Professor Choi Yang-gyu of the Department of Electrical Engineering and Computer Science at the Korea Advanced Institute of Science and Technology (KAIST) and a National NanoFab Center research team announced yesterday that they successfully developed a silicon-based three-dimensional 3nm Fin Field Effect Transistor (FinFET). A nanometer, or nm, is a unit of spatial measurement one billionth of a meter.

FinFET transistors can be used to hold the data equivalent of 1,250 DVDs or 12,500 years’ worth of newspapers on a thumbnail-sized chip.

The transistor is not only smaller than the 4nm flat transistor unveiled by Japan’s NEC in 2003, but also has improved memory capacity, which is a breakthrough toward the development of next generation terabit (one trillion bit) semiconductors.

Scientists have had difficulties scaling down the size of transistors because flat transistors did not work if they were smaller than 100nm, and high voltages and the flow of electricity often destabilized electric currents.

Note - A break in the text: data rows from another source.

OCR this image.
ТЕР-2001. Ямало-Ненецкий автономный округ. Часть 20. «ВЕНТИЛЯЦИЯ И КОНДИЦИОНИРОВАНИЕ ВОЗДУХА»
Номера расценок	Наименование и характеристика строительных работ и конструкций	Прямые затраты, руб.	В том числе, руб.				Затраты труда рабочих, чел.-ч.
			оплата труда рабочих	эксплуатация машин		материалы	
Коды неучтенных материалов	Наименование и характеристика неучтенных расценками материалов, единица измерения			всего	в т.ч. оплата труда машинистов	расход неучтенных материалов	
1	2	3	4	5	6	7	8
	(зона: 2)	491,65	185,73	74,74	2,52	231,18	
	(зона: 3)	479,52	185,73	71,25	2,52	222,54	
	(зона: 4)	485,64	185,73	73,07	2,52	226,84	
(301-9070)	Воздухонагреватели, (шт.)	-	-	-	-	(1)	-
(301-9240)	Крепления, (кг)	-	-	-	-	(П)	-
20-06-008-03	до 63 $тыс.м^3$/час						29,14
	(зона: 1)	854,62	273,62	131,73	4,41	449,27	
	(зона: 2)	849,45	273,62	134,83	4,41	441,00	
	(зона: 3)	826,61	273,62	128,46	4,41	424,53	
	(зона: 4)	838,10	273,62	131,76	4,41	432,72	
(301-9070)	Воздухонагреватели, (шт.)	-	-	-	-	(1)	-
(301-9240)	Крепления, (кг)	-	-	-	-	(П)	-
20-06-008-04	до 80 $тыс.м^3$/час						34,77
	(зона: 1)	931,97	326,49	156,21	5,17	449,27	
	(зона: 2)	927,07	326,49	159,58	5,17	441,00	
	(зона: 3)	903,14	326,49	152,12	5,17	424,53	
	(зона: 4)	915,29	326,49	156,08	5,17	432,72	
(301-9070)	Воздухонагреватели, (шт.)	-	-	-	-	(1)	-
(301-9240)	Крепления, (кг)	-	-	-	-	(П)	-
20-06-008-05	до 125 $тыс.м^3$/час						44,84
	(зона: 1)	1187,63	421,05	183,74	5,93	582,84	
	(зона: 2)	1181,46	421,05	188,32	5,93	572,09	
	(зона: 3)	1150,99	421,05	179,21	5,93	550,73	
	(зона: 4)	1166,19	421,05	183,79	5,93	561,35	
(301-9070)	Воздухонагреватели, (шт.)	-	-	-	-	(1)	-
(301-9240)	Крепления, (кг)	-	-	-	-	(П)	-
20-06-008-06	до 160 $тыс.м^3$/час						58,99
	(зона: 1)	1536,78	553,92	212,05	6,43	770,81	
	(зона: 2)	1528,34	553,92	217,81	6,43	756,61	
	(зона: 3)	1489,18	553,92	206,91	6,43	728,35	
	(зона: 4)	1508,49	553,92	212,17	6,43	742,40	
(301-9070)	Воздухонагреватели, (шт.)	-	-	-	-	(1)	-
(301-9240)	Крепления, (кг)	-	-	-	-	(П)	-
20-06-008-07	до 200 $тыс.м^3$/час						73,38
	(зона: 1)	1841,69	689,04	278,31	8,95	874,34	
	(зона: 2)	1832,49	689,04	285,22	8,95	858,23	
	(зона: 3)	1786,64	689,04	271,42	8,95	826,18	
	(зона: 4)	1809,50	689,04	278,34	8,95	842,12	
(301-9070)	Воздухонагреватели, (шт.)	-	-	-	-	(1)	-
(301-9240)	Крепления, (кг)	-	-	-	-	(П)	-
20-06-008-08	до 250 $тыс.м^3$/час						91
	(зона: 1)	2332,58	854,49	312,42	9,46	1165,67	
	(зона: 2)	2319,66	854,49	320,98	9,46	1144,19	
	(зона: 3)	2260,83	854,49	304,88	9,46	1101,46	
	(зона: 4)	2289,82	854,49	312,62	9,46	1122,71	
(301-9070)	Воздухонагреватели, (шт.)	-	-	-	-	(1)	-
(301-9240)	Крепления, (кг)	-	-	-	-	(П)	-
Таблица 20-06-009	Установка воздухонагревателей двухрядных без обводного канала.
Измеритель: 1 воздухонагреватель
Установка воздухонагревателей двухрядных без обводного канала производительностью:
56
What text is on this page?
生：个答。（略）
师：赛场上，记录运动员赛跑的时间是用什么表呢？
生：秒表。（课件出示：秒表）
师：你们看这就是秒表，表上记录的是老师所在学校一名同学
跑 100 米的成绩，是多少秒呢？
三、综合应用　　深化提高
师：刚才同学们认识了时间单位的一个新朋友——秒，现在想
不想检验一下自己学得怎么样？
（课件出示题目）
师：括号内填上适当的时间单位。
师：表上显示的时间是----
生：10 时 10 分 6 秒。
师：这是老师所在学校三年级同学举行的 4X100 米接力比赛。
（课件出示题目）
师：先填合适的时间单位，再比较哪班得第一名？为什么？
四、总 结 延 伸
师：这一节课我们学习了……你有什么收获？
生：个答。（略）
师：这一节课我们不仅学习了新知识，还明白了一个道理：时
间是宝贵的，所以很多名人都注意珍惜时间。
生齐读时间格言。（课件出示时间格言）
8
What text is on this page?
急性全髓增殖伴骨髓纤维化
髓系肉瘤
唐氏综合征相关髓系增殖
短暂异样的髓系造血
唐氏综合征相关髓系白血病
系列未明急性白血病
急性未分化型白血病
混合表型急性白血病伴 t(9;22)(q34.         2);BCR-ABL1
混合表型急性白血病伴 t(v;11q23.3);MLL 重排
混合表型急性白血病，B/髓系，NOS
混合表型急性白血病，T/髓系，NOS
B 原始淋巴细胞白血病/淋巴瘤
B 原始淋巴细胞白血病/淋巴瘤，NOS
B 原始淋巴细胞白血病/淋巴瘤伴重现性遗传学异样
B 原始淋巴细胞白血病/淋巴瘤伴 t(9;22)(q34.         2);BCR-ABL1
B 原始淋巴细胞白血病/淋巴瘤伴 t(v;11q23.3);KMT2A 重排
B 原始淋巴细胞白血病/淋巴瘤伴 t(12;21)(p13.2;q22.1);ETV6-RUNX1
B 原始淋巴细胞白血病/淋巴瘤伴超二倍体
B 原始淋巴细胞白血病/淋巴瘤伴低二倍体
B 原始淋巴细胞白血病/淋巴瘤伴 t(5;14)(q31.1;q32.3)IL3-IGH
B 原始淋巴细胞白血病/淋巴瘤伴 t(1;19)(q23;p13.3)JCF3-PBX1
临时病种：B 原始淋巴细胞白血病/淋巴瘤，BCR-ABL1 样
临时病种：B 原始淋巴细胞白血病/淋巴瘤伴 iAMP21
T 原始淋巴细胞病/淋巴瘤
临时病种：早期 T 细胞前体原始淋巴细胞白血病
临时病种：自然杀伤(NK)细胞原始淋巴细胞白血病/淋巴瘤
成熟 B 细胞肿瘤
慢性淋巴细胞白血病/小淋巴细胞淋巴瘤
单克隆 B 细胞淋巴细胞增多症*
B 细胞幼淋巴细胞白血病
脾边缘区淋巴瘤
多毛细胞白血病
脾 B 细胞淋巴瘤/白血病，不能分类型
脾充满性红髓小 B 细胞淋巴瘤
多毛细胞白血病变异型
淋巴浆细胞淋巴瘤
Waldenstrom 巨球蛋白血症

They then shifted their focus from utilizing existing silicon to inventing new nanometer-sized materials, such as carbon nanotubes or molecule elements. The research team reduced electric leakage by three-dimensionally arranging gate electrodes at the electricity-flowing pathways within the chip’s silicon elements.

The team’s results will be released at the VLSI (Very Large Scale Integration) International Symposium in Hawaii on June 13.